Active noise cancellation methods aim to attenuate noises in the

The objective of speech enhancement however requires a bit more consideration. In its most classical form, the objective is to extract a clean speech signal from a distorted mixture, where the distortions can be background and sensor noises, as well as room reverberation. Here the clean reference signal is considered to be that signal which would be rerecorded with a microphone close to the speaker, which does not contain said noises or reverberation. It is then clear that it will be challenging to obtain realistic data, since even a microphone close to the speaker will usually contain background noises and effect of reverberation. For development of methods, it is therefore often difficult to obtain data which would accurately correspond to a realistic situation. In any case, a typical objective would be to improve the signal to noise ratio (with or without perceptual weighting) as much as possible.

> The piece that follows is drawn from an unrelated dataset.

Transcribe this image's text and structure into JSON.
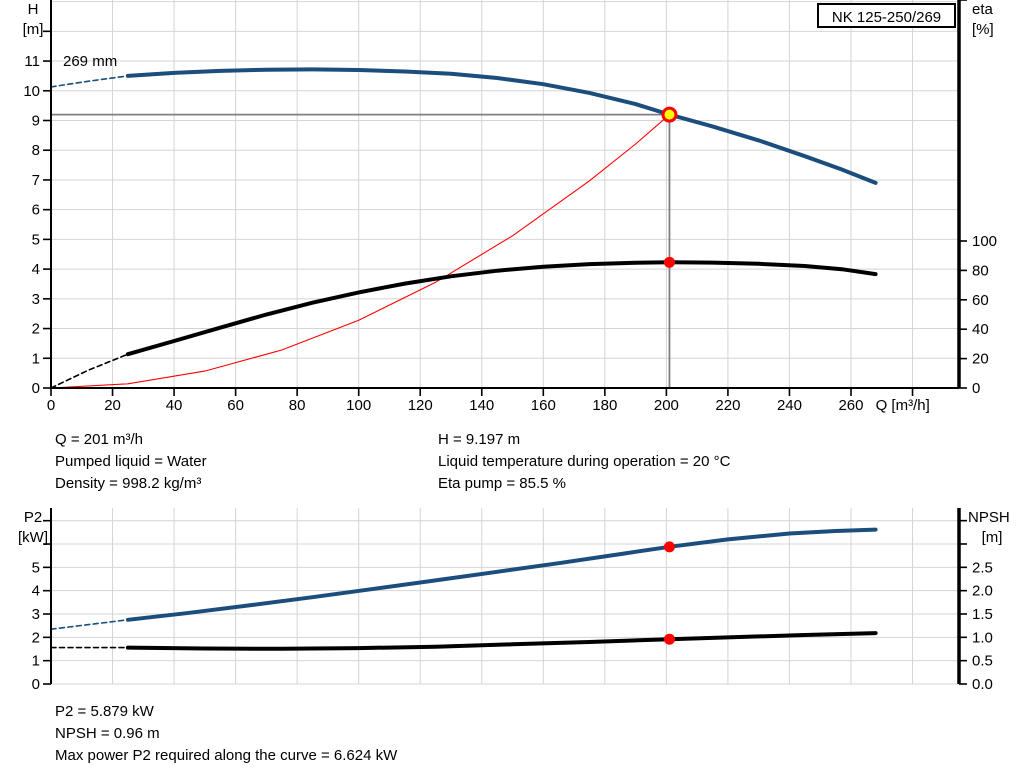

A more challenging scenario is when two or more persons are speaking in the same acoustic environment. The second speaker can then be viewed as a competing speaker (undesired source) or as a discussion partner (desired source). Even if the two speakers are in an interaction with each other, then often they will speak on top of each other, even if stereotypically we think of a dialogue as a non-overlapping back and forth exchange of non-overlapping arguments. If we want to separate between the two speakers, then overlaps are difficult, because the statistics of the both speech signals will be rather similar, whereas noise signals with distinct statistics are easier to attenuate.

Sometimes we do not want to remove all distortions entirely, but just attenuate their effect. Completely removing artefacts can sometimes make the signal sound unnatural and besides removing distortions, processing methods also almost always distorts the desired signal. Therefore, to retain a natural-sounding signal and to minimize distortion of the desired speech signal, we often limit the extent to which distortions are removed.

A further aspect of enhancement is intelligibility and pleasantness; as a starting point, observe that the speech of some people is by nature difficult to understand or otherwise just annoying (unpleasant). It then conceivable that we device some processing which improves the speech signal to better than the original. What “sounds better” is however a difficult concept, since we do not have unambiguous measures for “how good it sounds” and opinions between listeners will certainly diverge.

Intelligibility with regard to human listeners is similarly complicated as pleasantness, but luckily, we can use speech recognition engines to obtain objective measures. That is, if we give noisy and improved speech signals to a speech recognizer, we can determine the recognition performance in both cases to estimate the benefit obtained with our processing.